When I learned that a South Carolina representative had been the man who heckled the president tonight, I thought of another South Carolina representative who breached decorum when our Union was even more divided between North and South: Congressman Preston Brooks’s caning of Sen. Charles Sumner in 1856.  I wonder if Rep. Joe Wilson’s shout of “You lie!” will be defended as vigorously in some quarters as Rep. Brooks’s caning was in the Southern press.

Here’s a comment I left on an unrelated post last month:

I don't think there's been a time in U.S. history (I can't pretend to speak of other countries' histories, hubris or no hubris) when so many people's sources of news were so biased.

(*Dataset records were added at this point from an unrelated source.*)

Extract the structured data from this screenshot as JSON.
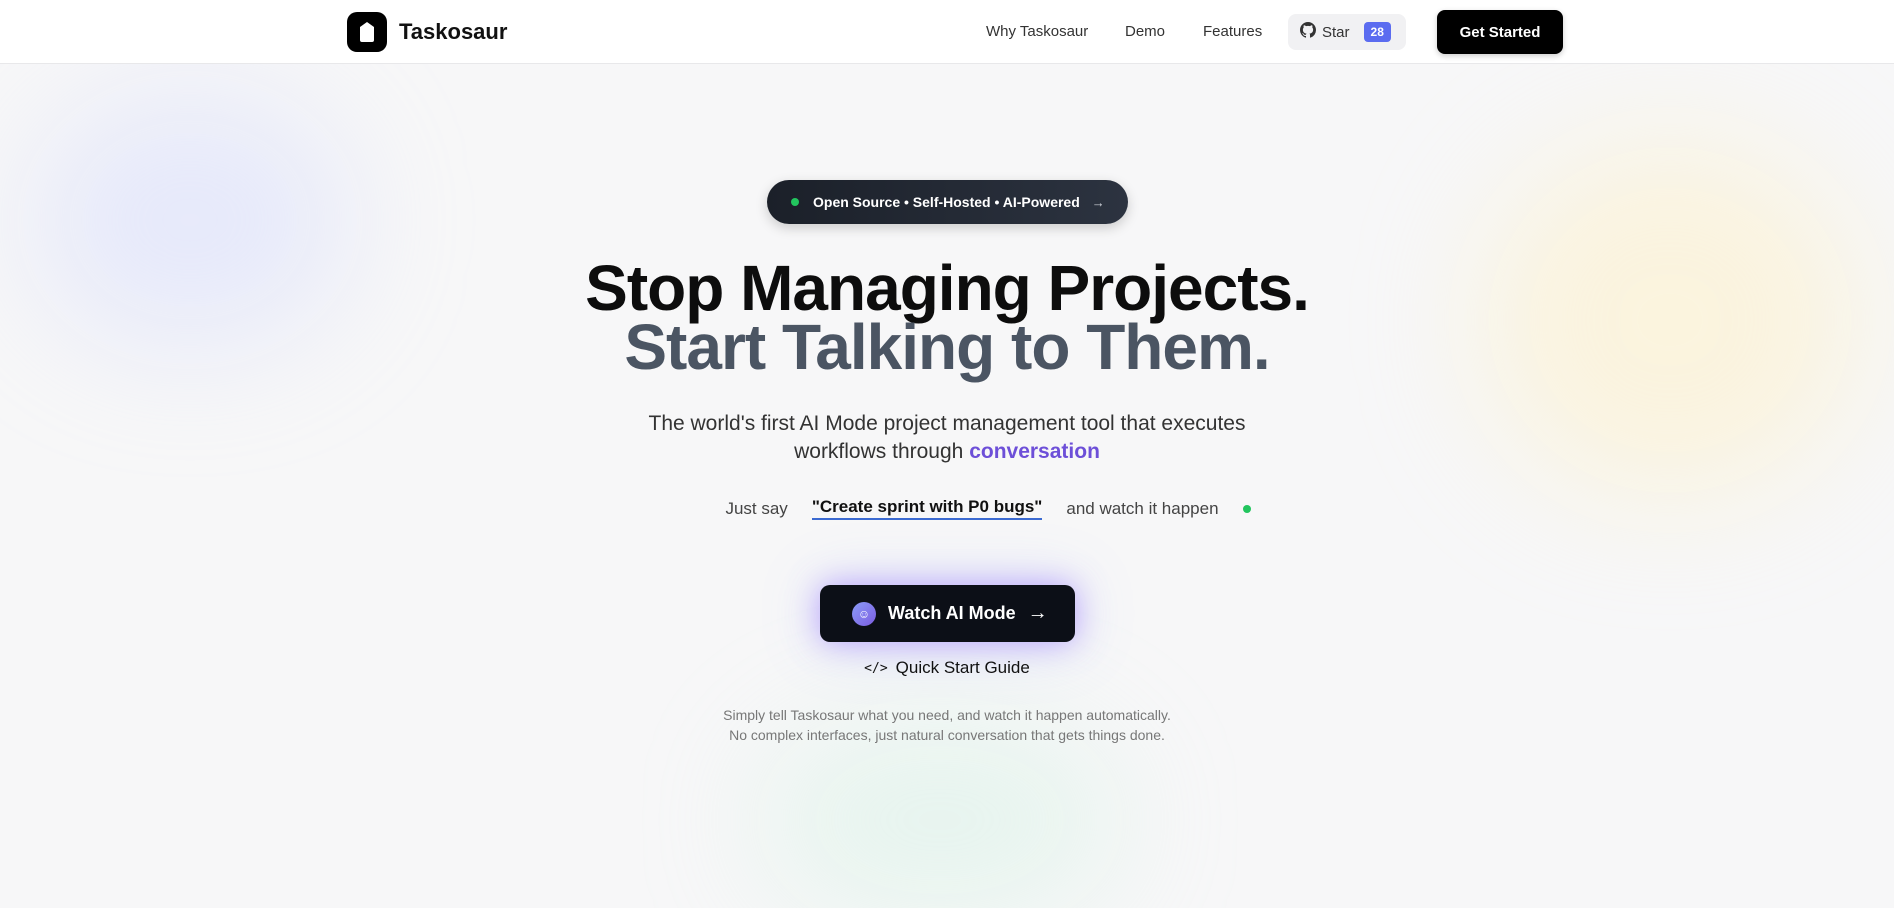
{
  "header": {
    "brand": "Taskosaur",
    "logo_icon": "taskosaur-logo-icon",
    "nav": {
      "why": "Why Taskosaur",
      "demo": "Demo",
      "features": "Features"
    },
    "star": {
      "icon": "github-icon",
      "label": "Star",
      "count": "28"
    },
    "cta": "Get Started"
  },
  "hero": {
    "badge": {
      "text": "Open Source • Self-Hosted • AI-Powered",
      "arrow": "→"
    },
    "title_line1": "Stop Managing Projects.",
    "title_line2": "Start Talking to Them.",
    "subtitle_line1": "The world's first AI Mode project management tool that executes",
    "subtitle_line2_prefix": "workflows through",
    "subtitle_highlight": "conversation",
    "just_say": "Just say",
    "example_quote": "\"Create sprint with P0 bugs\"",
    "watch_happen": "and watch it happen",
    "watch_button": "Watch AI Mode",
    "watch_arrow": "→",
    "quick_start": "Quick Start Guide",
    "description": "Simply tell Taskosaur what you need, and watch it happen automatically. No complex interfaces, just natural conversation that gets things done."
  },
  "colors": {
    "accent": "#6d4fd8",
    "star_badge": "#5b6cf0",
    "status_dot": "#22c55e"
  }
}
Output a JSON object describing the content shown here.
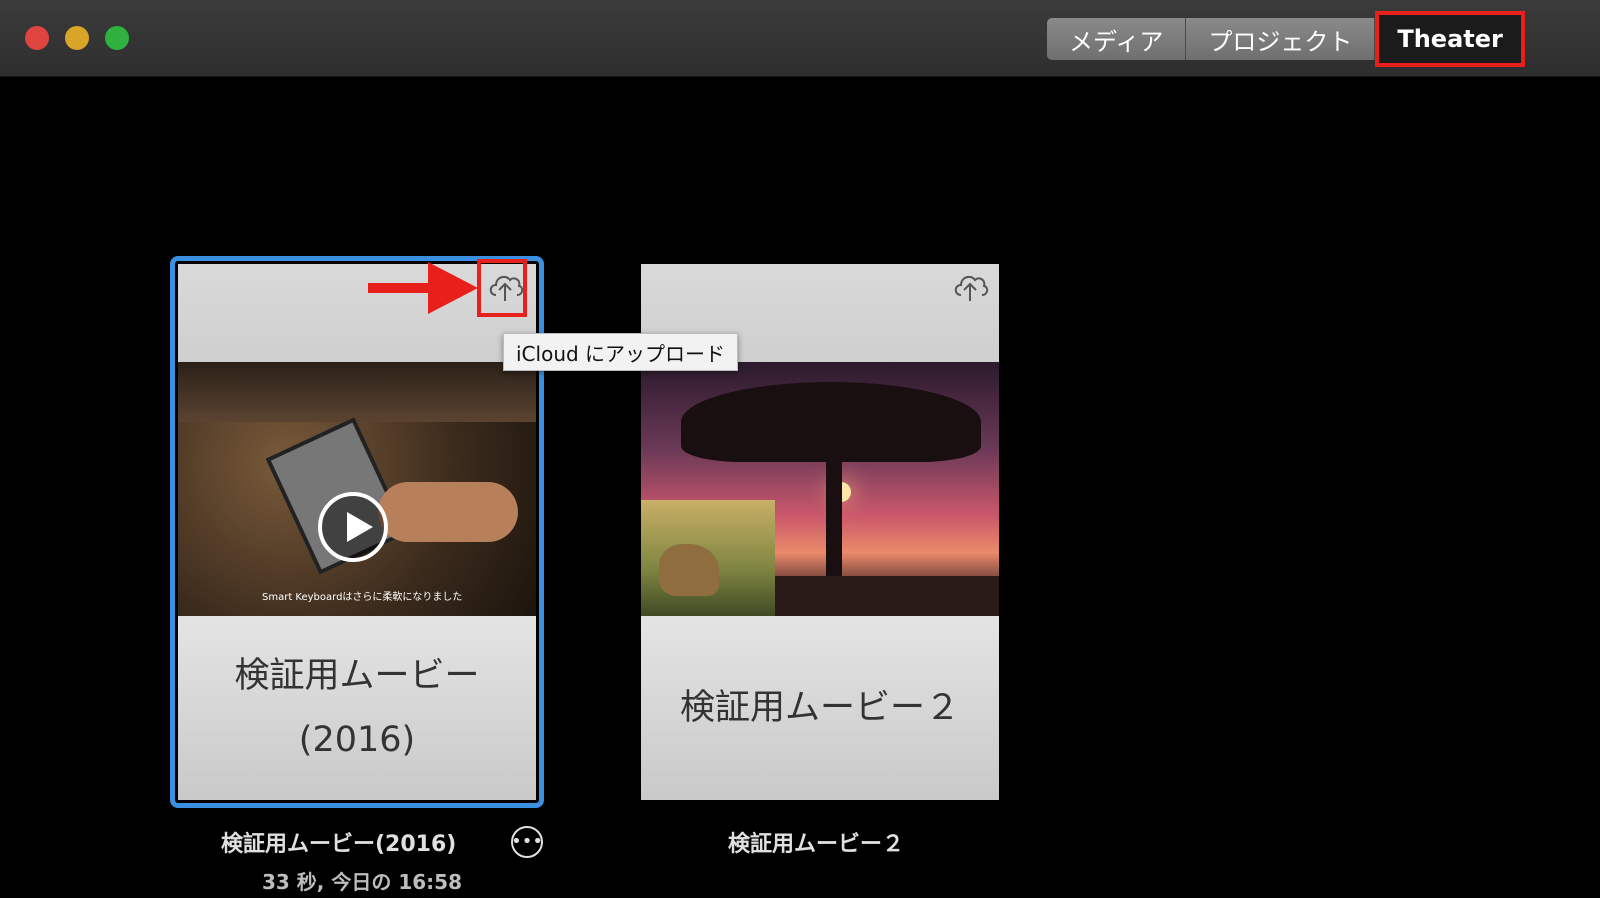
{
  "toolbar": {
    "tabs": [
      {
        "label": "メディア",
        "selected": false
      },
      {
        "label": "プロジェクト",
        "selected": false
      },
      {
        "label": "Theater",
        "selected": true
      }
    ]
  },
  "tooltip": {
    "text": "iCloud にアップロード"
  },
  "movies": [
    {
      "title_line1": "検証用ムービー",
      "title_line2": "(2016)",
      "name": "検証用ムービー(2016)",
      "meta": "33 秒, 今日の 16:58",
      "thumbnail_caption": "Smart Keyboardはさらに柔軟になりました"
    },
    {
      "title": "検証用ムービー２",
      "name": "検証用ムービー２"
    }
  ],
  "icons": {
    "upload": "cloud-upload-icon",
    "more": "ellipsis-circle-icon",
    "play": "play-icon"
  },
  "colors": {
    "highlight": "#e8201c",
    "selection": "#3a8fe0"
  }
}
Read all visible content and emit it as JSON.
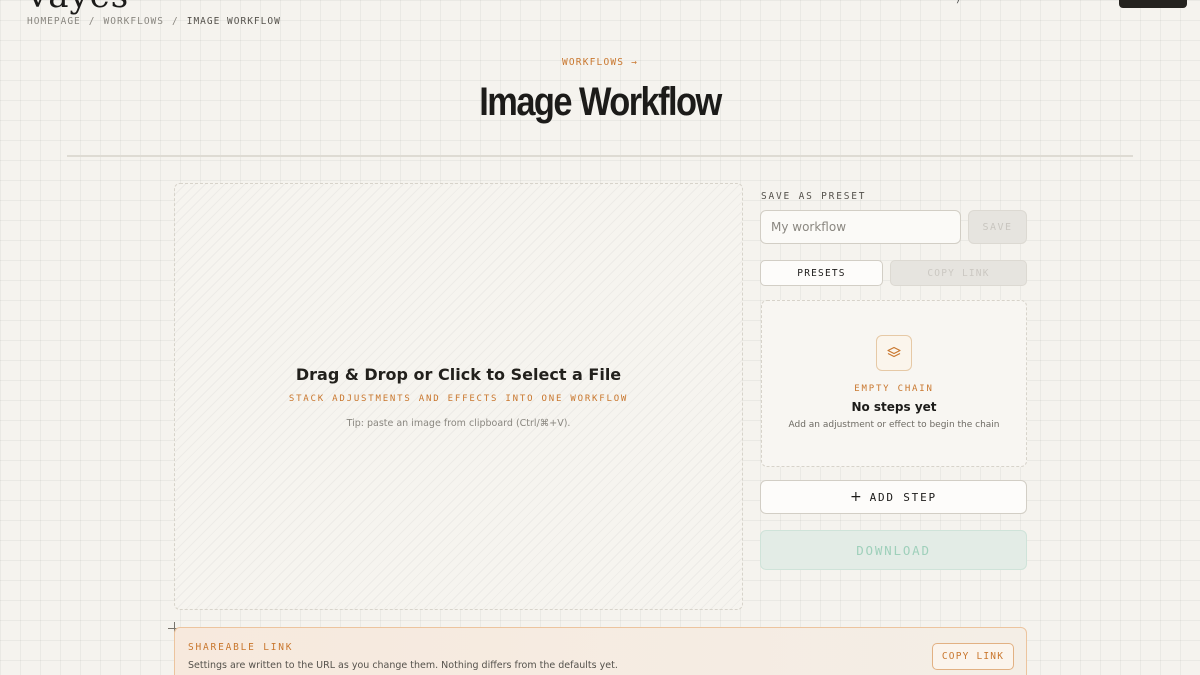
{
  "header": {
    "logo": "vayes",
    "action_glyph": ")"
  },
  "breadcrumb": [
    {
      "label": "HOMEPAGE"
    },
    {
      "label": "/"
    },
    {
      "label": "WORKFLOWS"
    },
    {
      "label": "/"
    },
    {
      "label": "IMAGE WORKFLOW"
    }
  ],
  "hero": {
    "eyebrow": "WORKFLOWS →",
    "title": "Image Workflow"
  },
  "dropzone": {
    "title": "Drag & Drop or Click to Select a File",
    "subtitle": "STACK ADJUSTMENTS AND EFFECTS INTO ONE WORKFLOW",
    "tip": "Tip: paste an image from clipboard (Ctrl/⌘+V)."
  },
  "preset": {
    "label": "SAVE AS PRESET",
    "placeholder": "My workflow",
    "save_label": "SAVE",
    "presets_label": "PRESETS",
    "copy_link_label": "COPY LINK"
  },
  "chain": {
    "icon": "layers-icon",
    "eyebrow": "EMPTY CHAIN",
    "title": "No steps yet",
    "subtitle": "Add an adjustment or effect to begin the chain"
  },
  "actions": {
    "add_step_icon": "+",
    "add_step_label": "ADD STEP",
    "download_label": "DOWNLOAD"
  },
  "share": {
    "label": "SHAREABLE LINK",
    "description": "Settings are written to the URL as you change them. Nothing differs from the defaults yet.",
    "copy_label": "COPY LINK"
  },
  "colors": {
    "accent": "#c9772e",
    "background": "#f5f3ee",
    "download_text": "#9fd0bb"
  }
}
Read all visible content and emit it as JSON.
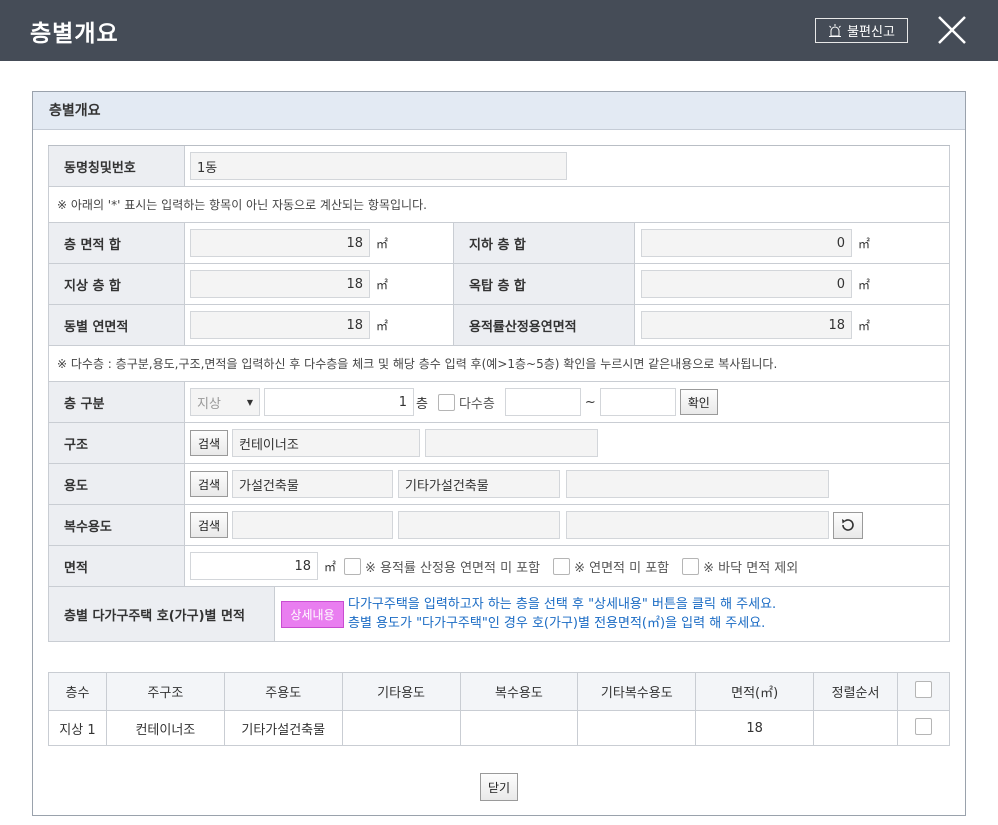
{
  "window": {
    "title": "층별개요",
    "report_label": "불편신고"
  },
  "panel": {
    "title": "층별개요"
  },
  "building": {
    "label": "동명칭및번호",
    "value": "1동"
  },
  "auto_note": "※ 아래의 '*' 표시는 입력하는 항목이 아닌 자동으로 계산되는 항목입니다.",
  "sums": {
    "floor_area_label": "층 면적 합",
    "floor_area_value": "18",
    "basement_label": "지하 층 합",
    "basement_value": "0",
    "above_label": "지상 층 합",
    "above_value": "18",
    "roof_label": "옥탑 층 합",
    "roof_value": "0",
    "total_label": "동별 연면적",
    "total_value": "18",
    "far_label": "용적률산정용연면적",
    "far_value": "18",
    "unit": "㎡"
  },
  "multi_note": "※ 다수층 : 층구분,용도,구조,면적을 입력하신 후 다수층을 체크 및 해당 층수 입력 후(예>1층~5층) 확인을 누르시면 같은내용으로 복사됩니다.",
  "floor": {
    "label": "층 구분",
    "type_value": "지상",
    "number_value": "1",
    "floor_suffix": "층",
    "multi_label": "다수층",
    "tilde": "~",
    "confirm_label": "확인"
  },
  "structure": {
    "label": "구조",
    "search_label": "검색",
    "value": "컨테이너조"
  },
  "usage": {
    "label": "용도",
    "search_label": "검색",
    "main": "가설건축물",
    "sub": "기타가설건축물"
  },
  "multi_usage": {
    "label": "복수용도",
    "search_label": "검색"
  },
  "area": {
    "label": "면적",
    "value": "18",
    "unit": "㎡",
    "opt1": "※ 용적률 산정용 연면적 미 포함",
    "opt2": "※ 연면적 미 포함",
    "opt3": "※ 바닥 면적 제외"
  },
  "household": {
    "label": "층별 다가구주택 호(가구)별 면적",
    "detail_label": "상세내용",
    "info1": "다가구주택을 입력하고자 하는 층을 선택 후 \"상세내용\" 버튼을 클릭 해 주세요.",
    "info2": "층별 용도가 \"다가구주택\"인 경우 호(가구)별 전용면적(㎡)을 입력 해 주세요."
  },
  "table": {
    "headers": [
      "층수",
      "주구조",
      "주용도",
      "기타용도",
      "복수용도",
      "기타복수용도",
      "면적(㎡)",
      "정렬순서"
    ],
    "rows": [
      {
        "floor": "지상 1",
        "structure": "컨테이너조",
        "usage": "기타가설건축물",
        "etc_usage": "",
        "multi": "",
        "etc_multi": "",
        "area": "18",
        "order": ""
      }
    ]
  },
  "footer": {
    "close_label": "닫기"
  }
}
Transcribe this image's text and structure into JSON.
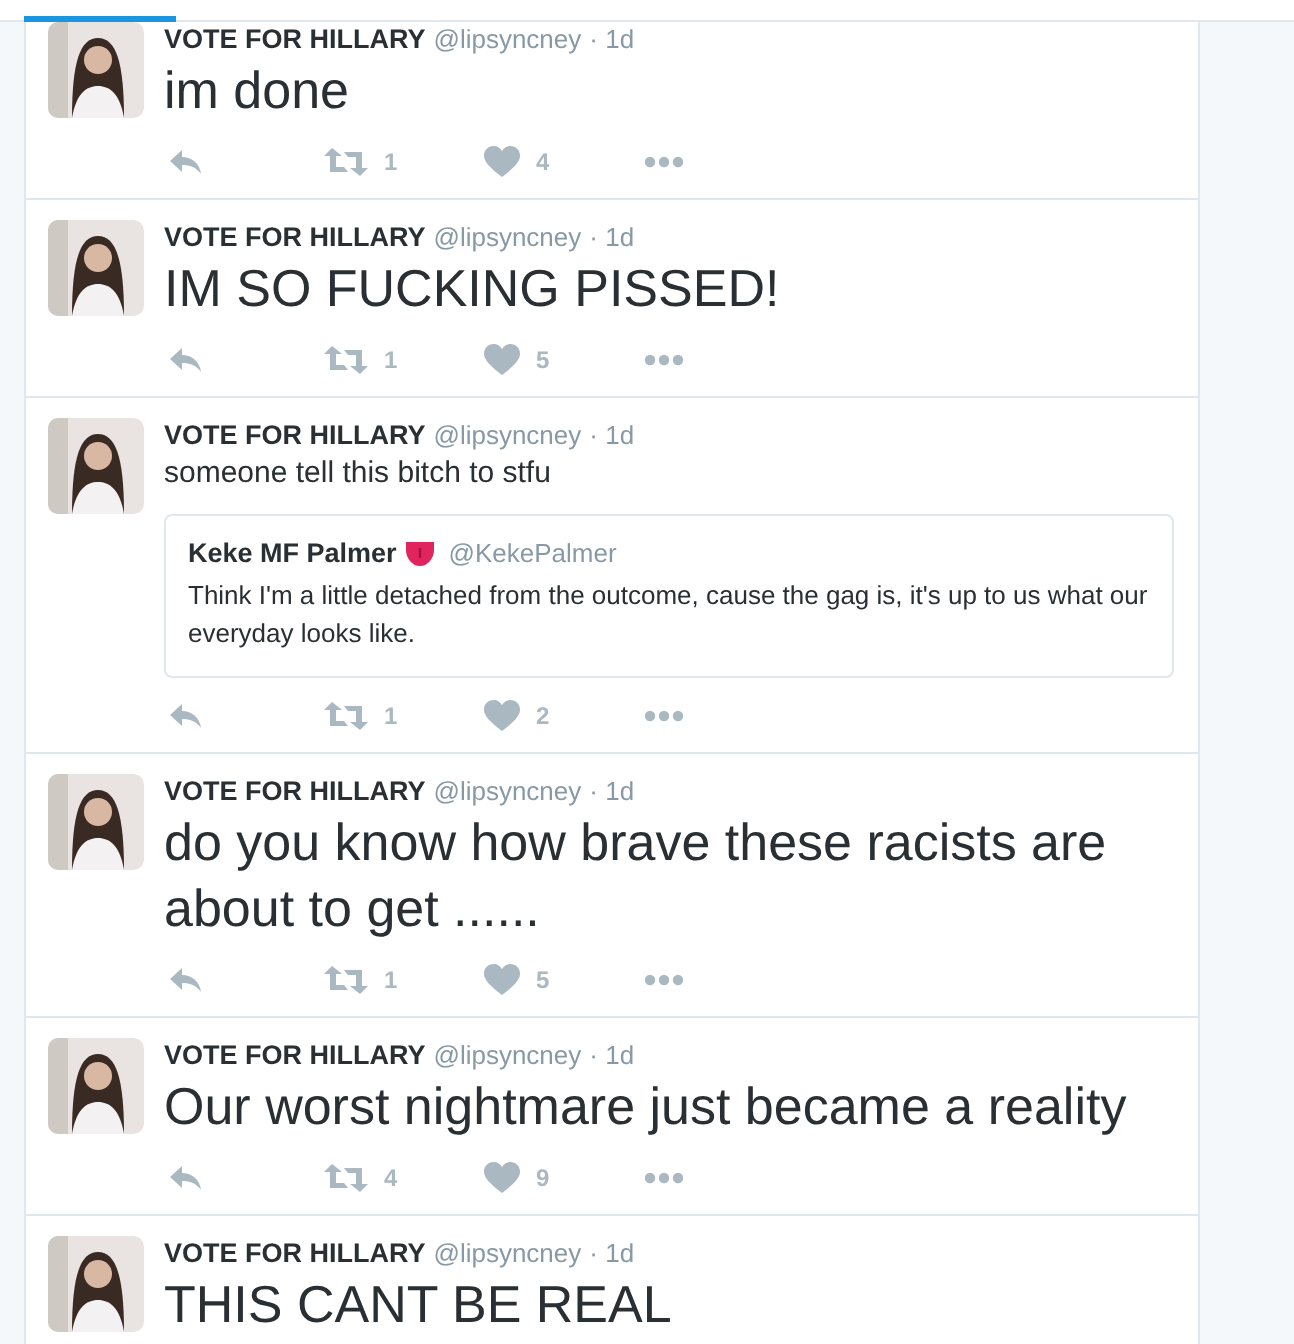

I've read about the campaign of 1800, the newspapers leading up to the Civil War, and yellow journalism, but I don't think they rival today's media for misinformation and vituperation. One national poll this month found that only 42 percent of respondents who identify themselves as Republicans believe that Obama was born in America. (He'd be constitutionally ineligible for the presidency if he were not, of course.) That statistic amazes me. What does it take to come to that conclusion concerning Obama's birth despite all evidence to the contrary? One talks in terms of facts, but one puts more credence on what the party (or racial or media) line is than on the facts. Facts can be twisted, you know? But I know who I am and what team I'm on.

The ramifications of such thinking are frightening.